In that region there were shepherds living in the fields, keeping watch over their flock by night. Then an angel of the Lord stood before them, and the glory of the Lord shone around them, and they were terrified. But the angel said to them, ‘Do not be afraid; for see—I am bringing you good news of great joy for all the people: to you is born this day in the city of David a Saviour, who is the Messiah, the Lord. This will be a sign for you: you will find a child wrapped in bands of cloth and lying in a manger.’ And suddenly there was with the angel a multitude of the heavenly host, praising God and saying,
‘Glory to God in the highest heaven, and on earth peace among those whom he favours!’
When the angels had left them and gone into heaven, the shepherds said to one another, ‘Let us go now to Bethlehem and see this thing that has taken place, which the Lord has made known to us.’ So they went with haste and found Mary and Joseph, and the child lying in the manger.

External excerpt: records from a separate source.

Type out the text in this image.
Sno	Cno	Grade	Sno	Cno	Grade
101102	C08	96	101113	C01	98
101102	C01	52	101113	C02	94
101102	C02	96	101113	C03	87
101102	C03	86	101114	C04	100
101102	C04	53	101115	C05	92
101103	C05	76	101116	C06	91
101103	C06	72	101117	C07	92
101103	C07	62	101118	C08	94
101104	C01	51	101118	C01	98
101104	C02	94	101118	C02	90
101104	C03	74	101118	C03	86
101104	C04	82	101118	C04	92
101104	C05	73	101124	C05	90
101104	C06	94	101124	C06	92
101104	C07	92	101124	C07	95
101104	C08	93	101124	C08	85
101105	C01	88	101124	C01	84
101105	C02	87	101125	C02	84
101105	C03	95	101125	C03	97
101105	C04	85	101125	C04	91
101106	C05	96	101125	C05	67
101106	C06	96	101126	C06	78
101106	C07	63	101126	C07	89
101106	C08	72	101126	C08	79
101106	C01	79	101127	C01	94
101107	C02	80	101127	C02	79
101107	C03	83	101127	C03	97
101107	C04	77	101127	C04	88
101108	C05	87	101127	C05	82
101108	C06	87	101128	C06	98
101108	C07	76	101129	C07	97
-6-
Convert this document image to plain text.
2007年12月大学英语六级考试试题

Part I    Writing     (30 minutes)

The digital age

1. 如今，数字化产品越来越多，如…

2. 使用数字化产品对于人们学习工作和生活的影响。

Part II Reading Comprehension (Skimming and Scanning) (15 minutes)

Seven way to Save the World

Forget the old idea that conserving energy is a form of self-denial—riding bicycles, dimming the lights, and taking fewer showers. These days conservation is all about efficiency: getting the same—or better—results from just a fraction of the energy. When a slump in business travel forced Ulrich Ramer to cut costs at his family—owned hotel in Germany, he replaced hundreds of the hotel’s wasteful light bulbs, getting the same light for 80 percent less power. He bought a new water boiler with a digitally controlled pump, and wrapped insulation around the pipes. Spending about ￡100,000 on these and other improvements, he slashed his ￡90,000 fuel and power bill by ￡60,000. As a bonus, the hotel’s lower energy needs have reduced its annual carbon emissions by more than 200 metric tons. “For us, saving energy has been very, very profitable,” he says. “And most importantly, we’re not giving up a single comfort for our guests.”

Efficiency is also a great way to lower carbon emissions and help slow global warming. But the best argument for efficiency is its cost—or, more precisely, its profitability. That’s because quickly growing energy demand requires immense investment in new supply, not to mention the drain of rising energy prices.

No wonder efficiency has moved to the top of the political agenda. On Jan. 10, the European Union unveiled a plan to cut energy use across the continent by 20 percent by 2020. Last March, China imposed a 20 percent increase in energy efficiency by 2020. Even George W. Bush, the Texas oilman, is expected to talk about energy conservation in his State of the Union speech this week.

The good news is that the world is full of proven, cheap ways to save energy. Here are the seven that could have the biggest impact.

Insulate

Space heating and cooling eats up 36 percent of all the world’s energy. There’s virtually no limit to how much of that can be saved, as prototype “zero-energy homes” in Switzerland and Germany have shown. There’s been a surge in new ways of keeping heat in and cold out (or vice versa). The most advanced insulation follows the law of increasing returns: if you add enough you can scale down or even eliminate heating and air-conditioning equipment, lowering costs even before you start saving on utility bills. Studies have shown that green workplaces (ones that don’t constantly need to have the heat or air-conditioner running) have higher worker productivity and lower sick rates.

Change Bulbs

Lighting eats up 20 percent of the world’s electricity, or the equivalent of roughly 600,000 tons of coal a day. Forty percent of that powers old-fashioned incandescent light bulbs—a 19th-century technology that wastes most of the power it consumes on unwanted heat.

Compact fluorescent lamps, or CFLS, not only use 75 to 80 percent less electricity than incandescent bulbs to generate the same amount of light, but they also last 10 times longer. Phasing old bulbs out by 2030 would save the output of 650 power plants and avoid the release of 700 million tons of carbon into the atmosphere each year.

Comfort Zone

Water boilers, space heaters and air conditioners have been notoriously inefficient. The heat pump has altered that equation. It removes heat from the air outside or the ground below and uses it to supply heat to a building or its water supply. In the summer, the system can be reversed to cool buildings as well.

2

When they saw this, they made known what had been told them about this child; and all who heard it were amazed at what the shepherds told them. But Mary treasured all these words and pondered them in her heart. The shepherds returned, glorifying and praising God for all they had heard and seen, as it had been told them.
After eight days had passed, it was time to circumcise the child; and he was called Jesus, the name given by the angel before he was conceived in the womb.
When the time came for their purification according to the law of Moses, they brought him up to Jerusalem to present him to the Lord (as it is written in the law of the Lord, ‘Every firstborn male shall be designated as holy to the Lord’), and they offered a sacrifice according to what is stated in the law of the Lord, ‘a pair of turtle-doves or two young pigeons.’
Now there was a man in Jerusalem whose name was Simeon; this man was righteous and devout, looking forward to the consolation of Israel, and the Holy Spirit rested on him. It had been revealed to him by the Holy Spirit that he would not see death before he had seen the Lord’s Messiah. — Luke 2:1-16
Jesus is born. How does Mary feel gazing upon her new-born son? How does Joseph looking at his family? How do you feel about Jesus born into our humanity?
The shepherds, the poorest of the poor, were the first to hear the good news about Jesus’ birth. What does this tell us about Jesus’ mission and our mission as his disciples?
How are you called to say “yes” to God as we enter a new year?